Réponse 1:

Le conservatisme fiscal est tout simplement ce que les progressistes appellent le libéralisme fiscal pour éviter la dissonance cognitive qu'ils se sont appelés à être libéraux malgré tout leur siècle et une troisième existence consacrée à lutter de front contre le libéralisme. Les progressistes privilégient l'économie keynésienne comme approche budgétaire (récemment mise à jour vers la nouvelle économie keynésienne après son échec spectaculaire dans l'administration Carter).

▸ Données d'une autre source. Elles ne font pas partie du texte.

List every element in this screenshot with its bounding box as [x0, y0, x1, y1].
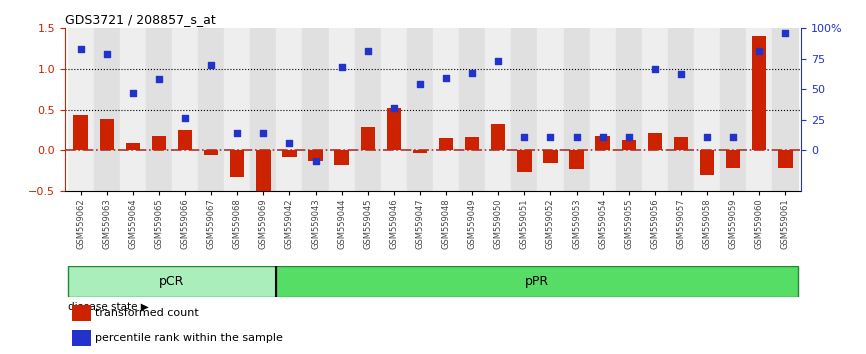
- Point: [674, 71, 688, 77]
- Bar: [276, 28, 302, 191]
- Point: [727, 134, 740, 139]
- Bar: [282, 150, 297, 157]
- Bar: [172, 28, 198, 191]
- Text: pCR: pCR: [159, 275, 184, 288]
- Bar: [752, 36, 766, 150]
- Bar: [94, 28, 120, 191]
- Bar: [648, 132, 662, 150]
- Point: [335, 64, 349, 69]
- Bar: [439, 138, 453, 150]
- Bar: [224, 28, 250, 191]
- Bar: [700, 150, 714, 175]
- Bar: [674, 137, 688, 150]
- Bar: [308, 150, 323, 161]
- Point: [126, 91, 139, 96]
- Bar: [517, 150, 532, 172]
- Point: [465, 70, 479, 76]
- Bar: [596, 136, 610, 150]
- Text: pPR: pPR: [526, 275, 549, 288]
- Bar: [569, 150, 584, 169]
- Text: GDS3721 / 208857_s_at: GDS3721 / 208857_s_at: [65, 13, 216, 26]
- Bar: [198, 28, 224, 191]
- Bar: [126, 143, 140, 150]
- Bar: [360, 127, 375, 150]
- Bar: [433, 28, 459, 191]
- Point: [74, 46, 87, 52]
- Bar: [485, 28, 511, 191]
- Bar: [73, 330, 91, 346]
- Bar: [459, 28, 485, 191]
- Bar: [538, 28, 564, 191]
- Bar: [276, 266, 798, 297]
- Point: [387, 105, 401, 111]
- Bar: [100, 119, 114, 150]
- Text: transformed count: transformed count: [95, 308, 199, 318]
- Bar: [302, 28, 328, 191]
- Bar: [616, 28, 642, 191]
- Point: [100, 52, 113, 57]
- Point: [439, 75, 453, 81]
- Bar: [74, 115, 87, 150]
- Bar: [334, 150, 349, 165]
- Bar: [564, 28, 590, 191]
- Bar: [491, 124, 506, 150]
- Point: [544, 134, 558, 139]
- Point: [256, 130, 270, 135]
- Bar: [407, 28, 433, 191]
- Point: [204, 62, 218, 68]
- Bar: [256, 150, 270, 194]
- Bar: [386, 108, 401, 150]
- Bar: [465, 137, 480, 150]
- Point: [308, 158, 322, 164]
- Bar: [328, 28, 355, 191]
- Bar: [746, 28, 772, 191]
- Bar: [543, 150, 558, 164]
- Point: [361, 48, 375, 54]
- Point: [753, 48, 766, 54]
- Point: [570, 134, 584, 139]
- Point: [700, 134, 714, 139]
- Bar: [230, 150, 244, 177]
- Point: [517, 134, 531, 139]
- Point: [152, 76, 166, 82]
- Bar: [68, 28, 94, 191]
- Text: percentile rank within the sample: percentile rank within the sample: [95, 332, 283, 343]
- Bar: [622, 140, 636, 150]
- Bar: [779, 150, 792, 169]
- Point: [230, 130, 244, 135]
- Point: [178, 115, 192, 121]
- Point: [779, 30, 792, 36]
- Point: [282, 140, 296, 146]
- Bar: [152, 136, 166, 150]
- Bar: [145, 28, 172, 191]
- Bar: [355, 28, 381, 191]
- Bar: [413, 150, 427, 153]
- Point: [596, 134, 610, 139]
- Text: disease state ▶: disease state ▶: [68, 302, 148, 312]
- Bar: [642, 28, 668, 191]
- Bar: [120, 28, 145, 191]
- Bar: [772, 28, 798, 191]
- Bar: [726, 150, 740, 167]
- Bar: [204, 150, 218, 155]
- Point: [491, 58, 505, 64]
- Point: [413, 81, 427, 86]
- Bar: [178, 130, 192, 150]
- Bar: [250, 28, 276, 191]
- Bar: [590, 28, 616, 191]
- Point: [648, 66, 662, 72]
- Bar: [694, 28, 721, 191]
- Bar: [381, 28, 407, 191]
- Bar: [721, 28, 746, 191]
- Point: [622, 134, 636, 139]
- Bar: [511, 28, 538, 191]
- Bar: [68, 266, 276, 297]
- Bar: [73, 305, 91, 321]
- Bar: [668, 28, 694, 191]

Le baron Keynes, un peu libéral au départ, estimait que la social-démocratie (la forme de gouvernement préférée par les progressistes de gauche) offrait le meilleur compromis entre le gouvernement libéral et les extrêmes socialistes de droite du communisme (fasciste léniniste-stalinien) et du fascisme. La social-démocratie utilise une fiscalité élevée et graduée, plus la redistribution comme moyen de «justice sociale». Le but de l'économie de Keynes est simplement d'offrir des justifications pour le contrôle politique de l'économie à la place de la préférence libérale plus largement réussie pour les approches de laisser-faire.

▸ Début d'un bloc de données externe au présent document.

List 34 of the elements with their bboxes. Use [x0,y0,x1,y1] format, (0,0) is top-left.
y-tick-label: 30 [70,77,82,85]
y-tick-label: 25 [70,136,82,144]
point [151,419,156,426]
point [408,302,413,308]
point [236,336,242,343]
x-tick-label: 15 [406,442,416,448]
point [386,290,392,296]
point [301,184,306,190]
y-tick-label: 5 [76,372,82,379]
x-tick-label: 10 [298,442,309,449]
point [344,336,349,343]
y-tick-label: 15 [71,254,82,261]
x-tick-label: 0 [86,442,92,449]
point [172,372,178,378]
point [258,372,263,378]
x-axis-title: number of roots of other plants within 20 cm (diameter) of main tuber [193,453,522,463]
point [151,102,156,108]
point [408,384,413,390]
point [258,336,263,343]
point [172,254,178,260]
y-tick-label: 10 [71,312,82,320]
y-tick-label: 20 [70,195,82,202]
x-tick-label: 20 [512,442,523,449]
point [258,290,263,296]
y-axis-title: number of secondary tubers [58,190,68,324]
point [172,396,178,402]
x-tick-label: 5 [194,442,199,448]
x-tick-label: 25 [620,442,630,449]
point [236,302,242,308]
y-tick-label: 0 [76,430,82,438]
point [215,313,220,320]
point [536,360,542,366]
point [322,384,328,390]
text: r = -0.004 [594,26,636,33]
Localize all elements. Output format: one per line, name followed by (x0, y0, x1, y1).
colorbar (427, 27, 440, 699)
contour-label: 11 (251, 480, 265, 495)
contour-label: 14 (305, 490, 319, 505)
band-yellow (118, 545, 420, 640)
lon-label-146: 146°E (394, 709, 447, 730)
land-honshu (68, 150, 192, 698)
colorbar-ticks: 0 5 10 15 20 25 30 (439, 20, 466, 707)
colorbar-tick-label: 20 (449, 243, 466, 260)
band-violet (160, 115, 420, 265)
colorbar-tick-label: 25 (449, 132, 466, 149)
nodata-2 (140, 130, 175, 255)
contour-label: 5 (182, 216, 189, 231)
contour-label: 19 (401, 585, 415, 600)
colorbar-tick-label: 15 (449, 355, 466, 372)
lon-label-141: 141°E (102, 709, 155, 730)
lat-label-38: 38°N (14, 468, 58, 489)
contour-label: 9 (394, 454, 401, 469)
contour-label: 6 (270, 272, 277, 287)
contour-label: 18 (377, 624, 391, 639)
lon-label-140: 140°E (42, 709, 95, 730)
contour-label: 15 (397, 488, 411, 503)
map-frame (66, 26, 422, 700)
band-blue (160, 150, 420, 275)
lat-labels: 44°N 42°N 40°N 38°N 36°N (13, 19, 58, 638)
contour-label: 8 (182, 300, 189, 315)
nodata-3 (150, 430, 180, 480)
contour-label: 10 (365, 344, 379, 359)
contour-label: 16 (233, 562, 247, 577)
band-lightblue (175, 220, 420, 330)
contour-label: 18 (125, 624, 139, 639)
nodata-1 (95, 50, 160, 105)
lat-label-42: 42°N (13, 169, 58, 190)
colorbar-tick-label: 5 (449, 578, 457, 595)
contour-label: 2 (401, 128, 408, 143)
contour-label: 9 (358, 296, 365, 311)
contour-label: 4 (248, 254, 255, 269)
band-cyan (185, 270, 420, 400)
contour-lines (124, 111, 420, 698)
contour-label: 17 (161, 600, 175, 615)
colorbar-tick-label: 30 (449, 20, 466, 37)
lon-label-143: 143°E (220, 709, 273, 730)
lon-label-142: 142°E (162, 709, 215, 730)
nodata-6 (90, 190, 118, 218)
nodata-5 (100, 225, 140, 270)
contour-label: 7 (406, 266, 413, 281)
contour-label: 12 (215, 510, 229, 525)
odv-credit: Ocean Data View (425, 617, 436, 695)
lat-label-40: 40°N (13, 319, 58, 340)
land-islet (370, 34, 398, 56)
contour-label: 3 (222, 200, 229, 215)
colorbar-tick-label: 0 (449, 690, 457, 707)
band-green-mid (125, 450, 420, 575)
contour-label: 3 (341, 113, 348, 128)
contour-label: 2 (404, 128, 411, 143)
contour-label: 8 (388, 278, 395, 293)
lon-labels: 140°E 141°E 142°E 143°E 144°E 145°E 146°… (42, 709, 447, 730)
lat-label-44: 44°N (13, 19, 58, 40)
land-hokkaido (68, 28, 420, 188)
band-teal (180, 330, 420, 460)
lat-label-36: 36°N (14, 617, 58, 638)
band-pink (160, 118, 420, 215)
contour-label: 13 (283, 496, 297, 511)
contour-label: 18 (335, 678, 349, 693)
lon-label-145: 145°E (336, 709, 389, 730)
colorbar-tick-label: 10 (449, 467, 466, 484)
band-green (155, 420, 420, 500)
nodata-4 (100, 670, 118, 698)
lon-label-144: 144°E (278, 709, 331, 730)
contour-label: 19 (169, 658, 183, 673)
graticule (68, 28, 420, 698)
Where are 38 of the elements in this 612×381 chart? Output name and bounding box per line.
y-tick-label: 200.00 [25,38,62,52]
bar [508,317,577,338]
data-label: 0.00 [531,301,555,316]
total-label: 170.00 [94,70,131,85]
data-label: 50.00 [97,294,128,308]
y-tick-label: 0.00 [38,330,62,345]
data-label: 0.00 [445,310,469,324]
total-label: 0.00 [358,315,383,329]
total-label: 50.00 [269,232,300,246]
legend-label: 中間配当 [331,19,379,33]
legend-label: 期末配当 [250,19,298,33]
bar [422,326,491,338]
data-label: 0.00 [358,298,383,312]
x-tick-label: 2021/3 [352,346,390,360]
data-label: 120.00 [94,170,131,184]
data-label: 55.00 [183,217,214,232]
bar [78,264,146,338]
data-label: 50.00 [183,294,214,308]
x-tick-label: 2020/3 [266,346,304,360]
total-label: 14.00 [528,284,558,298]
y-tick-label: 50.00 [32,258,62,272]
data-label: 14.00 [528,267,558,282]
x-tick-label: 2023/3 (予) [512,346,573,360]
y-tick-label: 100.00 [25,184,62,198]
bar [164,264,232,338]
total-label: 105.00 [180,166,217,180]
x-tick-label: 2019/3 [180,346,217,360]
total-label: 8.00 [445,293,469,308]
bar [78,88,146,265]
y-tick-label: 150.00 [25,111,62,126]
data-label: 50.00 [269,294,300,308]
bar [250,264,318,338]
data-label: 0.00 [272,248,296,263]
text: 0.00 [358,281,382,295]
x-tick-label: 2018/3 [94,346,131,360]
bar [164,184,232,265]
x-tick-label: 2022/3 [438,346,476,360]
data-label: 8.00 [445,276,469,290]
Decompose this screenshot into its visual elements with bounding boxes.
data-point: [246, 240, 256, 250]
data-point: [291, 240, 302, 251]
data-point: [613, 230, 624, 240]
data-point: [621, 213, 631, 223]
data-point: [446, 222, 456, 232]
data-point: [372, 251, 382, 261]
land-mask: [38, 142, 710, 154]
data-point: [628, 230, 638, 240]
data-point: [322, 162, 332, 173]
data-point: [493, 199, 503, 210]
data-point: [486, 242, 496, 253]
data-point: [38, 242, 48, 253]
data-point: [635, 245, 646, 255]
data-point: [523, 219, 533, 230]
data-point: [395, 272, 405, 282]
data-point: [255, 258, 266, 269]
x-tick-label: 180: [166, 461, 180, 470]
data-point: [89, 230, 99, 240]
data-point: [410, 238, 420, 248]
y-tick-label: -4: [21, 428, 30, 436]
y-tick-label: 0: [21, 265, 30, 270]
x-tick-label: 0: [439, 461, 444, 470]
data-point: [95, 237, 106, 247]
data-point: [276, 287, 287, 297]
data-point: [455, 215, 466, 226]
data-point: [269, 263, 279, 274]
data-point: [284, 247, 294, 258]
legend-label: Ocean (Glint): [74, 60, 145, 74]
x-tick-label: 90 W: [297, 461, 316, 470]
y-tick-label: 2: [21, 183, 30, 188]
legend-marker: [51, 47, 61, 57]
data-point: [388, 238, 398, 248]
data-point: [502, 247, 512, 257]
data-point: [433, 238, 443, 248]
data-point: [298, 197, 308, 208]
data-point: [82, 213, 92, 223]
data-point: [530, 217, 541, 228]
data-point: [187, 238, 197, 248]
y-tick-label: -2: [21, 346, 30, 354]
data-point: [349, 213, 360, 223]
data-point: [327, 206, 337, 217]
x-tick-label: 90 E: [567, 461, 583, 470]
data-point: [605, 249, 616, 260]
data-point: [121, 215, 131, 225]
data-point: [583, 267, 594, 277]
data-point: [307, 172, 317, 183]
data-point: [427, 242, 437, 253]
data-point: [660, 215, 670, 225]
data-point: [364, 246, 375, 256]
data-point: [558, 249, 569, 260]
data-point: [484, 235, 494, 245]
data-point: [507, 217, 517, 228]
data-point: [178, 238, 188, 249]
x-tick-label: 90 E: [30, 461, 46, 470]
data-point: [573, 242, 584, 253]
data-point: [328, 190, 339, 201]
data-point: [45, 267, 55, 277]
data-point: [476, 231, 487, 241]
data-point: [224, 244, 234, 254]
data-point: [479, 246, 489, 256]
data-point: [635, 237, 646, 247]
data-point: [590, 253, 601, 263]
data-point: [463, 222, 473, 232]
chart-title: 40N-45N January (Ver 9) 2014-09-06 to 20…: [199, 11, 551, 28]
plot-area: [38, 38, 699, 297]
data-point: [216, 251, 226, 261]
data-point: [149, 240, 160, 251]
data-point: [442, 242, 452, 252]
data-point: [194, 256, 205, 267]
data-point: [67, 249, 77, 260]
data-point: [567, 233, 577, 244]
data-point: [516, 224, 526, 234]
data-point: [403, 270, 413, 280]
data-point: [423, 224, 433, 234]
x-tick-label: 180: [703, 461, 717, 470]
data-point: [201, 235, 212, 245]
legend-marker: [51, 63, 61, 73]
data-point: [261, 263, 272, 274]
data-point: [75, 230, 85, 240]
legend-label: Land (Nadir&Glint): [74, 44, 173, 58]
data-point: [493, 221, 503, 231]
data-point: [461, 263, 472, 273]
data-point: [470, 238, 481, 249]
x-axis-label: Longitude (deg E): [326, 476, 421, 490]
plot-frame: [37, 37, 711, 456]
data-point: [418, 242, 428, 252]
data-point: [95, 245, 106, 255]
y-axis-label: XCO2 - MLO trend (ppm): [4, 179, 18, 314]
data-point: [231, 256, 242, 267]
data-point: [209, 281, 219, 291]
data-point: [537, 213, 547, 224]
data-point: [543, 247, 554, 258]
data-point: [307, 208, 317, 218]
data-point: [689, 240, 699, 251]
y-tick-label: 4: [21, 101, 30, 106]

Quant à Otto von Bismarck, un prince lui-même, il était un monarchiste rigoureux. Avec son objectif étant d'unifier l'Allemagne sous le règne des Hohenzollern et avec le peuple sous l'emprise des promesses de réforme à la fois libérales et sociales-démocrates, Bismarck a simplement coopté ces plateformes, les poussant à travers lui-même au nom du Kaiser. Cela est devenu le fondement du bon socialisme alors que les sociaux-démocrates allemands (le SPD) ont pris le pouvoir de l'État (tout à fait contrairement aux prescriptions de Marx), tout comme le communisme et le fascisme par la suite. Bref, Bismarck, ni libéral ni progressiste, a exploité des programmes libéraux et progressistes pour promouvoir le monarchisme.


Réponse 2:

Ces «ismes» n'ont pas vraiment beaucoup de sens. Les soi-disant «conservateurs fiscaux» sont ceux qui ont détruit l'économie sous Bush II et ont depuis lors entravé toutes les tentatives de réparer les dégâts. On pourrait difficilement qualifier cette destruction de l'économie d'autre chose que de «folie» fiscale. D'autant plus que tout ce qu'il faudrait pour restaurer l'économie serait le renversement des politiques dites «fiscalement conservatrices» qui l'ont provoquée en premier lieu.

Les autres termes, «libéralisme fiscal et progressisme fiscal» n'ont aucun sens pratique. L'utilisation d'une telle terminologie suggère qu'il existe un modèle de réussite économique qui, s'il était suivi, produirait de meilleurs résultats.

Un tel «isme» n'existe tout simplement pas.